International Monetary Fund head Dominique Strauss-Kahn said in an interview published on Friday the global economy should recover from recession in the first half of 2010, but it will take time for unemployment levels to decline.
And in an interview aired on Sunday, President Barack Obama said all signs point to the U.S. economy starting to grow again but there may not be enough new jobs created until next year.
"Probably the jobs picture is not going to improve considerably -- and it could even get a little bit worse -- over the next couple of months," Obama said in an interview taped on Friday with CNN's "State of the Union."
Holmes, who expects several thousand protesters to join Sunday's march and rally, called for a new version of the Works Progress Administration that U.S. President Franklin Roosevelt enacted during the 1930's Great Depression.

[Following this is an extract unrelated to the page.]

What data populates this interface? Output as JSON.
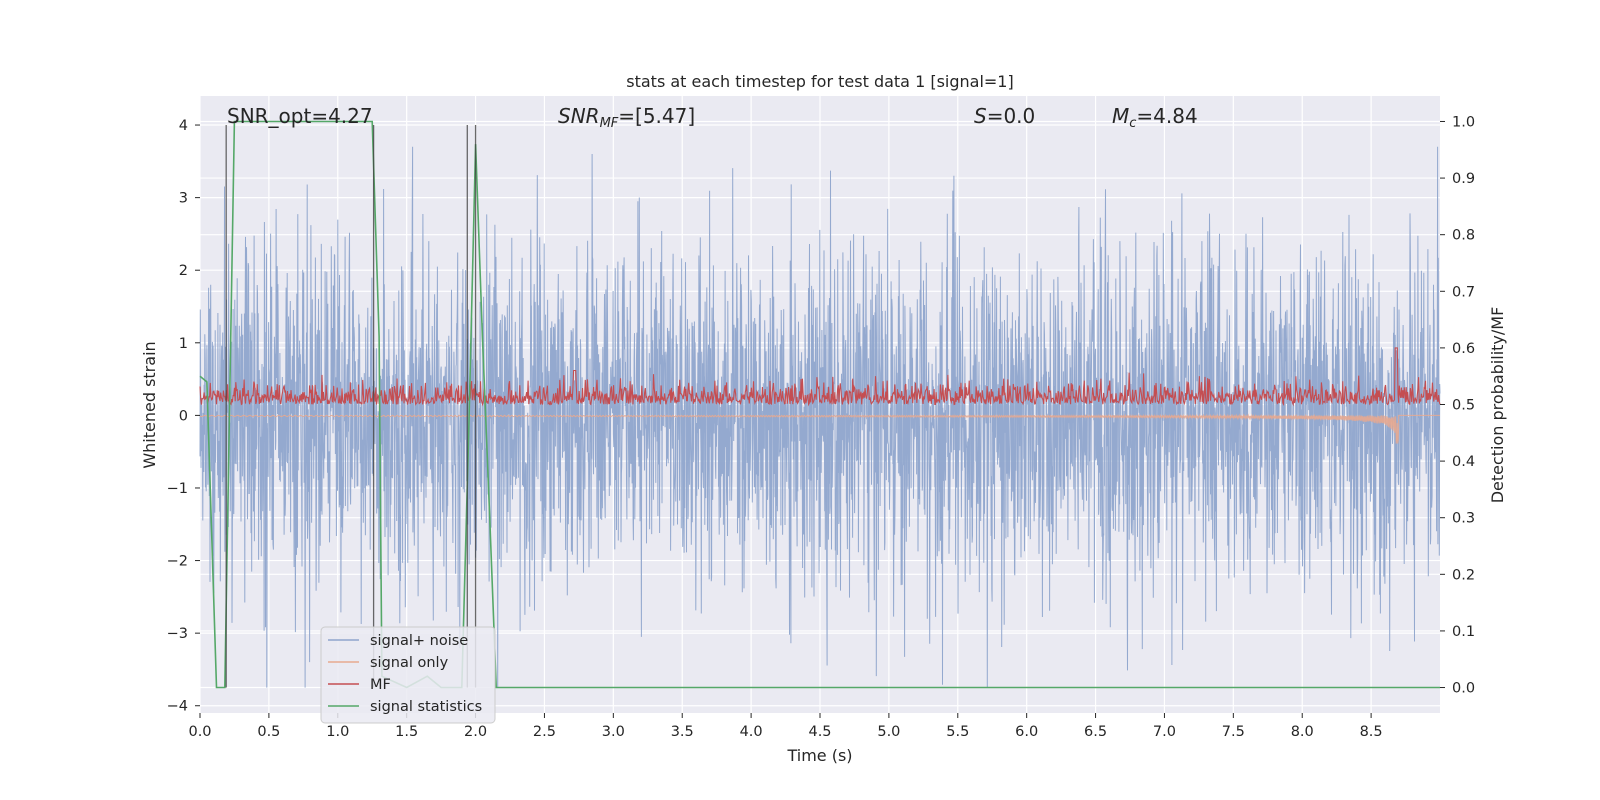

His group also says it wants to revive Martin Luther King Jr.'s call for a second Civil Rights Movement -- that everyone has a right to a job.
"We're not going to accept a jobless recovery," said Larry Adams, a postal worker who came from Jersey City, New Jersey, for the protest. "The crisis is such that it's dragging down everyone's living standard."

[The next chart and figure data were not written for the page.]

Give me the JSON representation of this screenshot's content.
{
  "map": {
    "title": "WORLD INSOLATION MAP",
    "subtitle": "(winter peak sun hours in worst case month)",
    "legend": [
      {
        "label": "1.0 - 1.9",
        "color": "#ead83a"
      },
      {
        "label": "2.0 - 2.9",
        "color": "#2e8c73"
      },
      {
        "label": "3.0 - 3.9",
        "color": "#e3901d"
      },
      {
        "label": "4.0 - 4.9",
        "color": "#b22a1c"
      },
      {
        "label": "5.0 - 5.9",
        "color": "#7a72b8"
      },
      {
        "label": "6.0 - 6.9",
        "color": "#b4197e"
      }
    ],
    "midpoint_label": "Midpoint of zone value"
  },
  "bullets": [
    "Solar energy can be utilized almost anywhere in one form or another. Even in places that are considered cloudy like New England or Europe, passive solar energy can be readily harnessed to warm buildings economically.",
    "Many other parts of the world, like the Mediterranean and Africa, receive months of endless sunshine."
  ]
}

Sunday's march in the largely black Pittsburgh neighborhood called the Hill District began near what protesters call a "tent city" of unemployed and homeless who have traveled here to have their voices heard.
Sara Vanwyk, 27, a marketing manager for a medical device company who flew in from Tampa, Florida, said: "We're spending billions on wars in Iraq and Afghanistan yet people are living homeless on the streets."

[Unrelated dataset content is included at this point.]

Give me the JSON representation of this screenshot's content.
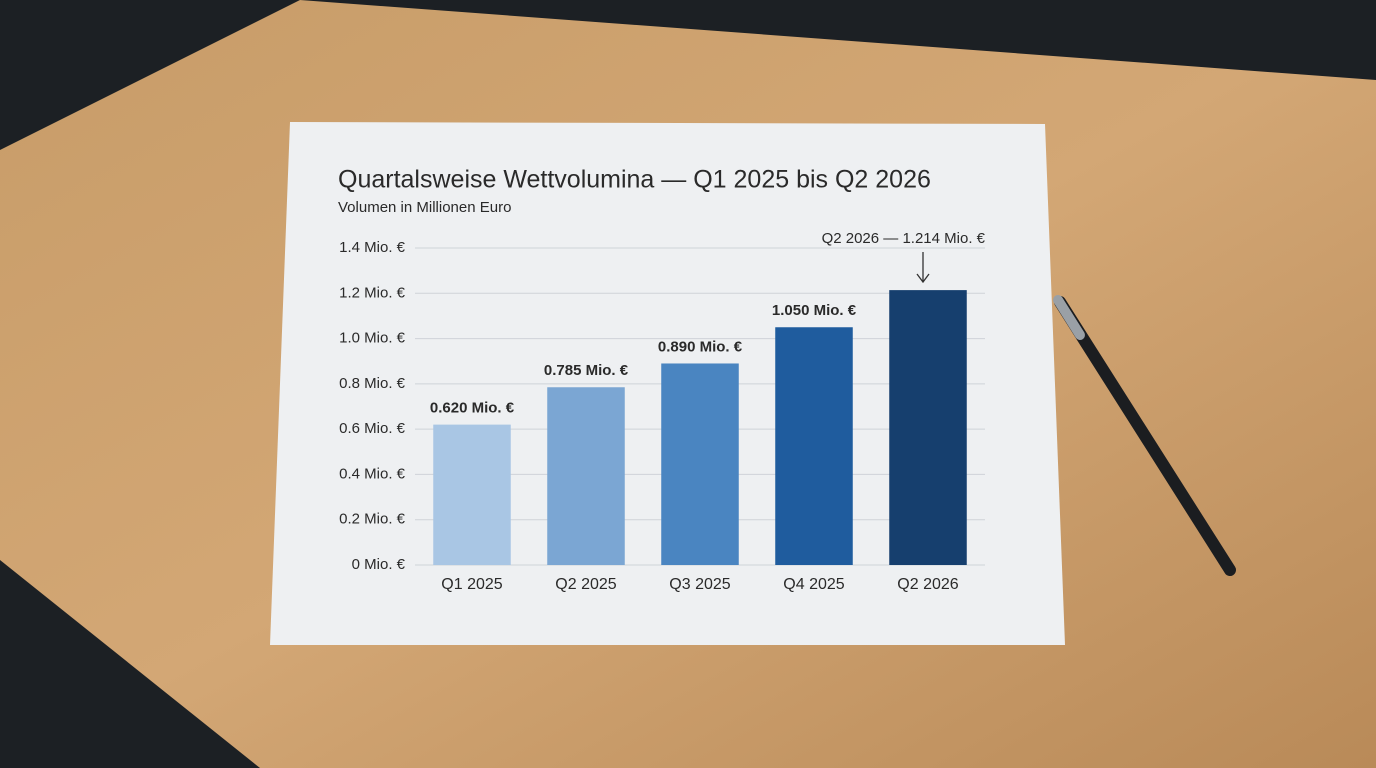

Leaders at the summit will also talk about the bonus culture at major banks and how to stop bankers from taking excessive risks, and creating a huge potential liability for taxpayers, just to boost their personal bonuses.
They are also expected to renew their commitment to keeping huge economic stimulus in place for as long as needed.
Father Luis Barrios said the economic situation was dire enough to prompt the type of riots not seen in the United States since trade talks in Seattle in 1999.
"Another Seattle can happen in Pittsburgh," said the Episcopalian, who is chairperson of the Department of Latin American & Latina/o Studies at John Jay College of Criminal Justice in New York. "A few have a lot and a lot of people have nothing. This is against God's order."
Another march is planned for Thursday, which organizers hope will disrupt talks. Protesters say they will also undertake a series of actions on Friday outside "institutions that the G20 protects and defends," including Starbucks, Gap, McDonald's and banks.